PendulumWhen a system is over-constrained (i.e. there are too many rules or too much bureaucracy) it often folds back into chaos i.e. order collapses.  For example, too much bureaucracy forces employees to find all kinds of work-arounds to get their work done, leading to a collapse of discipline.  Once a system is in chaos, order is often imposed by a despotic leader.  All goes well for a while, but slowly the bureaucracy creeps in again, and in an attempt to avoid the chaos (“that will not happen again on OUR watch syndrome”) stricter policies are implemented, more oversight etc etc until the system becomes overconstrained again, and back we go to chaos.  It becomes a never-ending pendulum, unless a visionary leader manages to break out of this pattern. …

With the chaos caused by the recent economic crisis foremost in everyone’s mind, the concern is that leaders will have knee-jerk reactions, and just fall into the pendulum trap.

In a recent blog post by American Express Open, they quote Liz Ann Sonders, chief investment analyst for Charles Schwab from an article in the Washington postwhere she made this very point about regulatory overreach:

“History is littered with post-crisis regulations,” she said. “If there are undue restrictions on the operations of businesses, they may view it to be their job to get around them, and you sow the seeds of the next crisis.”

They also write: “That knee-jerk reaction will come in the form of overzealous regulators. Unless calmer heads prevail, regulators and government officials will go overboard with regulations. And then the public and small businesses will pay another price: the stifling of businesses that are well run and didn’t need interference in the first place, leading to worse scenarios down the road. …

… Just because we had some bad situations that need fixing, let’s not throw the baby out with the bath water. Because … to use another cliche … we’ll snare dolphins in the tuna net.
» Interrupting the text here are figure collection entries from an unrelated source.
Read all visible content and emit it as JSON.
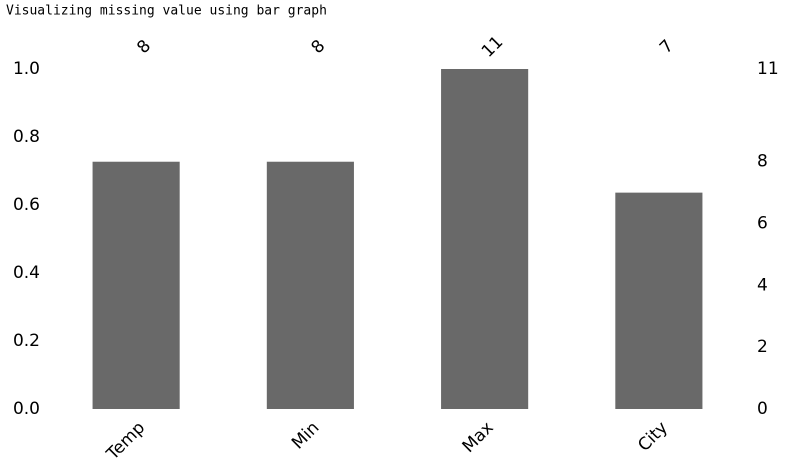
{
  "header": {
    "text": "Visualizing missing value using bar graph"
  },
  "chart_data": {
    "type": "bar",
    "categories": [
      "Temp",
      "Min",
      "Max",
      "City"
    ],
    "ylim": [
      0,
      1
    ],
    "yticks": [
      {
        "value": 0,
        "label": "0.0"
      },
      {
        "value": 0.2,
        "label": "0.2"
      },
      {
        "value": 0.4,
        "label": "0.4"
      },
      {
        "value": 0.6,
        "label": "0.6"
      },
      {
        "value": 0.8,
        "label": "0.8"
      },
      {
        "value": 1,
        "label": "1.0"
      }
    ],
    "y2lim": [
      0,
      11
    ],
    "y2ticks": [
      0,
      2,
      4,
      6,
      8,
      11
    ],
    "series": [
      {
        "color": "#696969",
        "axis": "y2",
        "values": [
          8,
          8,
          11,
          7
        ]
      }
    ],
    "grid": false
  }
}
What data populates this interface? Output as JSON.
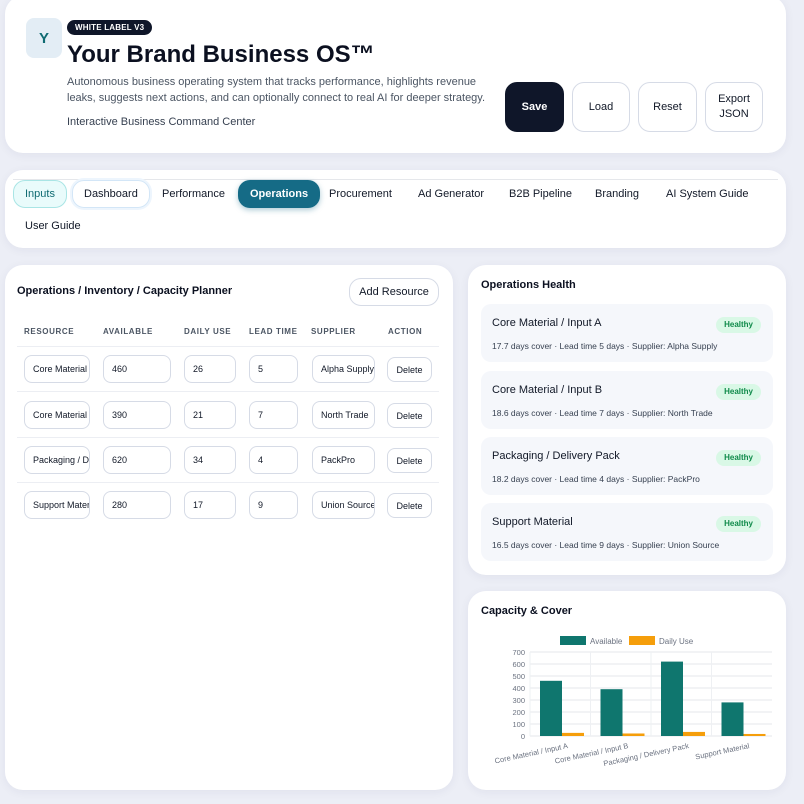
{
  "header": {
    "logo_letter": "Y",
    "badge": "WHITE LABEL V3",
    "title": "Your Brand Business OS™",
    "description": "Autonomous business operating system that tracks performance, highlights revenue leaks, suggests next actions, and can optionally connect to real AI for deeper strategy.",
    "subtitle": "Interactive Business Command Center",
    "buttons": {
      "save": "Save",
      "load": "Load",
      "reset": "Reset",
      "export": "Export JSON"
    }
  },
  "tabs": [
    "Inputs",
    "Dashboard",
    "Performance",
    "Operations",
    "Procurement",
    "Ad Generator",
    "B2B Pipeline",
    "Branding",
    "AI System Guide",
    "User Guide"
  ],
  "planner": {
    "title": "Operations / Inventory / Capacity Planner",
    "add_button": "Add Resource",
    "columns": [
      "RESOURCE",
      "AVAILABLE",
      "DAILY USE",
      "LEAD TIME",
      "SUPPLIER",
      "ACTION"
    ],
    "rows": [
      {
        "resource": "Core Material / Input A",
        "available": "460",
        "daily_use": "26",
        "lead_time": "5",
        "supplier": "Alpha Supply",
        "action": "Delete"
      },
      {
        "resource": "Core Material / Input B",
        "available": "390",
        "daily_use": "21",
        "lead_time": "7",
        "supplier": "North Trade",
        "action": "Delete"
      },
      {
        "resource": "Packaging / Delivery Pack",
        "available": "620",
        "daily_use": "34",
        "lead_time": "4",
        "supplier": "PackPro",
        "action": "Delete"
      },
      {
        "resource": "Support Material",
        "available": "280",
        "daily_use": "17",
        "lead_time": "9",
        "supplier": "Union Source",
        "action": "Delete"
      }
    ]
  },
  "health": {
    "title": "Operations Health",
    "items": [
      {
        "name": "Core Material / Input A",
        "status": "Healthy",
        "meta": "17.7 days cover · Lead time 5 days · Supplier: Alpha Supply"
      },
      {
        "name": "Core Material / Input B",
        "status": "Healthy",
        "meta": "18.6 days cover · Lead time 7 days · Supplier: North Trade"
      },
      {
        "name": "Packaging / Delivery Pack",
        "status": "Healthy",
        "meta": "18.2 days cover · Lead time 4 days · Supplier: PackPro"
      },
      {
        "name": "Support Material",
        "status": "Healthy",
        "meta": "16.5 days cover · Lead time 9 days · Supplier: Union Source"
      }
    ]
  },
  "capacity": {
    "title": "Capacity & Cover",
    "colors": {
      "available": "#0f766e",
      "daily_use": "#f59e0b"
    }
  },
  "chart_data": {
    "type": "bar",
    "categories": [
      "Core Material / Input A",
      "Core Material / Input B",
      "Packaging / Delivery Pack",
      "Support Material"
    ],
    "series": [
      {
        "name": "Available",
        "values": [
          460,
          390,
          620,
          280
        ]
      },
      {
        "name": "Daily Use",
        "values": [
          26,
          21,
          34,
          17
        ]
      }
    ],
    "ylim": [
      0,
      700
    ],
    "yticks": [
      "0",
      "100",
      "200",
      "300",
      "400",
      "500",
      "600",
      "700"
    ],
    "legend": "top",
    "grid": true
  }
}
Some of those dolphins will likely be small businesses that will get burdened with unnecessary regulation. They will also be consumers who get burdened with higher costs. And speculators will find the loopholes anyway, leading to who-knows-what crisis a few years from now.”

Lets hope leaders think before they act and surround themselves with a variety of views to encourage dissent.  Hopefully they can find novel ways out of the crisis without succumbing to their first inclination to clamp down and over-regulate.